Крошечный человечек с исхудалым лицом, который, даже несмотря на десятилетия, проведенные в помещении с искусственным освещением, не носил очки. Он снял пальто, стянул пиджак, надел налокотники, на голову нацепил зеленый солнцезащитный козырек и только потом повернулся к Гордону.
– Что-то важное, раз вы пришли в такую рань, – поздоровался он.
– Важное, Штрассер, важное, – кивнул Гордон. – Нужно рыться.
– Ройтесь.
– И не только важное, но и срочное, – сказал Гордон, подошел к столу Штрассера, сунул руку в карман пиджака и достал пачку сигарет. Глаза архивариуса заблестели, когда он увидел дорогие египетские сигареты. Он пододвинул пачку к себе, благоговейно открыл, достал одну сигарету, попробовал на зуб, понюхал, положил в рот, достал коробок спичек и с безграничным удовольствием закурил.
– Чего вы хотите, Гордон?
– Все о Сёллёши, торговце кофе.
– О владельце «Арабс»?
– Именно.
– Все?
– Все, что можно.
– Вы пожаловались ему на кофе, а он в ярости вас поколотил? – Штрассер окинул Гордона взглядом.
– Что-то типа того, – пожал плечами тот.
Архивариус поправил налокотники и козырек, выдвинул ящик письменного стола и достал гигантскую книгу. Открыл. Карточка карточек. Гордон прекрасно знал, что это сердце архива, в котором только Штрассер мог ориентироваться.
– Приходите к четырем. – Он взглянул на Гордона.
– К четырем?
– Если вам нужен письменный отчет.
– Письменный не нужен, Штрассер, вполне достаточно на словах.
– Если так, тогда приходите в полдень. Раньше никак.
– Я вернусь к двенадцати. – Гордон надел шляпу.
Он аккуратно закрыл за собой железную дверь, чтобы, не дай бог, не побеспокоить архивариуса.

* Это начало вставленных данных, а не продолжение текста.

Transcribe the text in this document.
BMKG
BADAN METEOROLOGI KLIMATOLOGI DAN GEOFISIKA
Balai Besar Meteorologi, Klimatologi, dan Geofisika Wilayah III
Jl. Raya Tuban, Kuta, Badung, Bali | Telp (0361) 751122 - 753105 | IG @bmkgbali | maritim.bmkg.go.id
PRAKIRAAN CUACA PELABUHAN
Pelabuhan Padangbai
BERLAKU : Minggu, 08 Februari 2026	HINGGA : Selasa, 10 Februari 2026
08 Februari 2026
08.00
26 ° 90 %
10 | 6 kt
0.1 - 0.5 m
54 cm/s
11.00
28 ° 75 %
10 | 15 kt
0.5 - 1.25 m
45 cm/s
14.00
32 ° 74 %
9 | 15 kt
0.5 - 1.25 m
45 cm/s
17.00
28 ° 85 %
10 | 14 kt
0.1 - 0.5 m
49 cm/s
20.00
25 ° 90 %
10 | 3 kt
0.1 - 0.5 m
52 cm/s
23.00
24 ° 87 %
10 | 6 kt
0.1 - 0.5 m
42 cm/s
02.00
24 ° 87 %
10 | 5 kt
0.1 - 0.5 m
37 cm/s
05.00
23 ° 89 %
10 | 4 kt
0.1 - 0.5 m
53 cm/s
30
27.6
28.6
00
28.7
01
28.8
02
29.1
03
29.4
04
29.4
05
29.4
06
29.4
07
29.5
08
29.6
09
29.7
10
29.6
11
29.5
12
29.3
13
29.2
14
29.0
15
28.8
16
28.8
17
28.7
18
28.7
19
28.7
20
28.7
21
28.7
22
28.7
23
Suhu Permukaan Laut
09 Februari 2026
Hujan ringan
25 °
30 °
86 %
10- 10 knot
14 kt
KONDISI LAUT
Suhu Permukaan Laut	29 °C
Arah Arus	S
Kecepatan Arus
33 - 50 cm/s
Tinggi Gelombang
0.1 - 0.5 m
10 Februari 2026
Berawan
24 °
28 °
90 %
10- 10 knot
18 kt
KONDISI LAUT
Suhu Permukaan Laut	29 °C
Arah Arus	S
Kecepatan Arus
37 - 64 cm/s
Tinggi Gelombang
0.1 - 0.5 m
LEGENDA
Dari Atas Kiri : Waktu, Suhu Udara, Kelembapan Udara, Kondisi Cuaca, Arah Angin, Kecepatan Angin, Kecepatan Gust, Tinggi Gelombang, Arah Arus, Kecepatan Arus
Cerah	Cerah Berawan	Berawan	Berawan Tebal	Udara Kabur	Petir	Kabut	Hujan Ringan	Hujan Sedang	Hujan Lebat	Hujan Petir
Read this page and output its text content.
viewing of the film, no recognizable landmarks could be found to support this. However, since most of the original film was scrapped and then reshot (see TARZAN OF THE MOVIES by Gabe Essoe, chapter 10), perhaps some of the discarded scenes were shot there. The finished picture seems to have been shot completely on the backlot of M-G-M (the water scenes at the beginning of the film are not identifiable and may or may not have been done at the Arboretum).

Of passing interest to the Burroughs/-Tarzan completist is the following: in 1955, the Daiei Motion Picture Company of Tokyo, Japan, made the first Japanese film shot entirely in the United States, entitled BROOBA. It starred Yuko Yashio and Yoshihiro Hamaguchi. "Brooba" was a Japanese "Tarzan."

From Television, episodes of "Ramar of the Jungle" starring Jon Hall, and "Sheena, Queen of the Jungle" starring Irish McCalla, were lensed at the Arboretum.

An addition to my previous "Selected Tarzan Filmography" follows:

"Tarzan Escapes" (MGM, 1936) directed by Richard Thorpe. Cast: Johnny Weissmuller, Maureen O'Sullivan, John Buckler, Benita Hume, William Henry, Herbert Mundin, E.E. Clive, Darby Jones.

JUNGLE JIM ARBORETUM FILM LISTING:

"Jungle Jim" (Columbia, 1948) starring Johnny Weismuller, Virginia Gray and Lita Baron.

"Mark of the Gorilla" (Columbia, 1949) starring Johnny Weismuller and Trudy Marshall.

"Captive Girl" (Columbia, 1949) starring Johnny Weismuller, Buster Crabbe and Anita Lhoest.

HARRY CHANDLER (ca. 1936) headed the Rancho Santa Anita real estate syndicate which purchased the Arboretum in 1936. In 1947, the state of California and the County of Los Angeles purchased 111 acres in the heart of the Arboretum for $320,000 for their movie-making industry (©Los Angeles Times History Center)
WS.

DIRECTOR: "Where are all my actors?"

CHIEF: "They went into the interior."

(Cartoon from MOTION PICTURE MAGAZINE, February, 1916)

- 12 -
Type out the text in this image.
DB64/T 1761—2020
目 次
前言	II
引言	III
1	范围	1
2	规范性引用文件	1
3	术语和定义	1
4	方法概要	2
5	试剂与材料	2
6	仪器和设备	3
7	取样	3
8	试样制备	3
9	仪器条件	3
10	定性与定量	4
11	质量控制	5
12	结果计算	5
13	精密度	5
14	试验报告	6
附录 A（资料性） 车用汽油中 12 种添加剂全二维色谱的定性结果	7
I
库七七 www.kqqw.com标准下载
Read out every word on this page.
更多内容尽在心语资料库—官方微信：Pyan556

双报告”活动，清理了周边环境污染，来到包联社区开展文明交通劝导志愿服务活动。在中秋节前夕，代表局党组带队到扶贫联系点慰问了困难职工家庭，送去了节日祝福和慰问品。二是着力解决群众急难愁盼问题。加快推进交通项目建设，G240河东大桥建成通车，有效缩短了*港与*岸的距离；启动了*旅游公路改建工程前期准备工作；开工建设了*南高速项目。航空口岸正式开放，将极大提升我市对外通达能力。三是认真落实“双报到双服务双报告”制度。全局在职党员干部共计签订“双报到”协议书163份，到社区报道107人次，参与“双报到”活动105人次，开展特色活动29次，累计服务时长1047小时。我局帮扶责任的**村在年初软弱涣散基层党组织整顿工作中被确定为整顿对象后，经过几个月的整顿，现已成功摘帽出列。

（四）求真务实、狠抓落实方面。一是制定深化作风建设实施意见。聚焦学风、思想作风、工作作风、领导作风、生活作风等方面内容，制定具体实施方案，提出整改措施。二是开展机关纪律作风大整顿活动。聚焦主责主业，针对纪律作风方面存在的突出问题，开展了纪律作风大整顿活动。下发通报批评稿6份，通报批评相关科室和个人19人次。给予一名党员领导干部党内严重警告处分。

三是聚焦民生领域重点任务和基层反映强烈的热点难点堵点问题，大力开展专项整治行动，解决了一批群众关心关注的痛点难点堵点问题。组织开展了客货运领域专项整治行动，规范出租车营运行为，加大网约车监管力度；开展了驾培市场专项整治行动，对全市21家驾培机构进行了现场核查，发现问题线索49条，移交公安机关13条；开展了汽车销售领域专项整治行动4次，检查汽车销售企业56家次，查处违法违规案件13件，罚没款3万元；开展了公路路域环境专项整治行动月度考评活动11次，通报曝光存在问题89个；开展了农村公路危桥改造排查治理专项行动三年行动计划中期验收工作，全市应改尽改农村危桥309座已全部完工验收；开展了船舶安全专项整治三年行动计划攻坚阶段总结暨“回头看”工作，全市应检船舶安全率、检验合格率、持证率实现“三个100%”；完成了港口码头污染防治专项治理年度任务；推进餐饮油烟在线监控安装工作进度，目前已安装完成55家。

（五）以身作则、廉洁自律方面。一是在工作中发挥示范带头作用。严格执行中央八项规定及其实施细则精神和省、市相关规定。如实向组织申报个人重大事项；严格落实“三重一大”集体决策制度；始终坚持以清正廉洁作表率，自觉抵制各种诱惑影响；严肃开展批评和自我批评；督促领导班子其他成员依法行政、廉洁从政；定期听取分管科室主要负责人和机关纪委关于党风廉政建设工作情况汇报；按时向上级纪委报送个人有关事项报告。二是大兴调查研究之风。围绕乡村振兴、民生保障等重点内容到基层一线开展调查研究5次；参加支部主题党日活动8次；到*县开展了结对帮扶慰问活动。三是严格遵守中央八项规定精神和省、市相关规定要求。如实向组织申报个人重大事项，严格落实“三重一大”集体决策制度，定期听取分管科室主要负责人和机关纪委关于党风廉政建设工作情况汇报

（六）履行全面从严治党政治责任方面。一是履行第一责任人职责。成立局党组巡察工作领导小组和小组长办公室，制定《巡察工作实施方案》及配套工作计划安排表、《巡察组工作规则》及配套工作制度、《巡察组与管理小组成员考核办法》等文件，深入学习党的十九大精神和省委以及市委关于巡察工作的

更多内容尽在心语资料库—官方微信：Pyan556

И хотя все тело еще болело, двигаться было намного легче, чем вчера. Больше всего беспокойства причиняла рука. Рана на лбу уже не пульсировала, а когда Гордон натягивал шляпу на глаза, бинта и вовсе не было видно. Губы по-прежнему были вспухшими, но во время разговора уже не болели. При резких движениях почку еще простреливало, поэтому Гордон старался двигаться плавно. А вот рука… Он сунул ее в карман пальто и постарался не обращать на нее внимания.
На площади Луизы Блахи Гордон подождал трамвай. Сел у окна и принялся любоваться городом. По утренним улицам, коченея, ходили люди с поднятыми воротниками, в перчатках. Те, кто не взял перчатки, прятали руки в карманы или останавливались у торговца каштанами, чтобы немного согреться. Перед островом Маргариты стояли корабли на якоре, на реке тренировались отчаянные гребцы. Теперь на острове не встретить неповоротливых детей на трехколесных велосипедах, женщин с колясками, мужчин с газетой под мышкой или семью, которая в полном составе приходила сюда в хорошую летнюю погоду. Время от времени можно было заметить такси с туристом из гостиницы, которое сворачивало с острова, но в остальном здесь едва ли что-то происходило.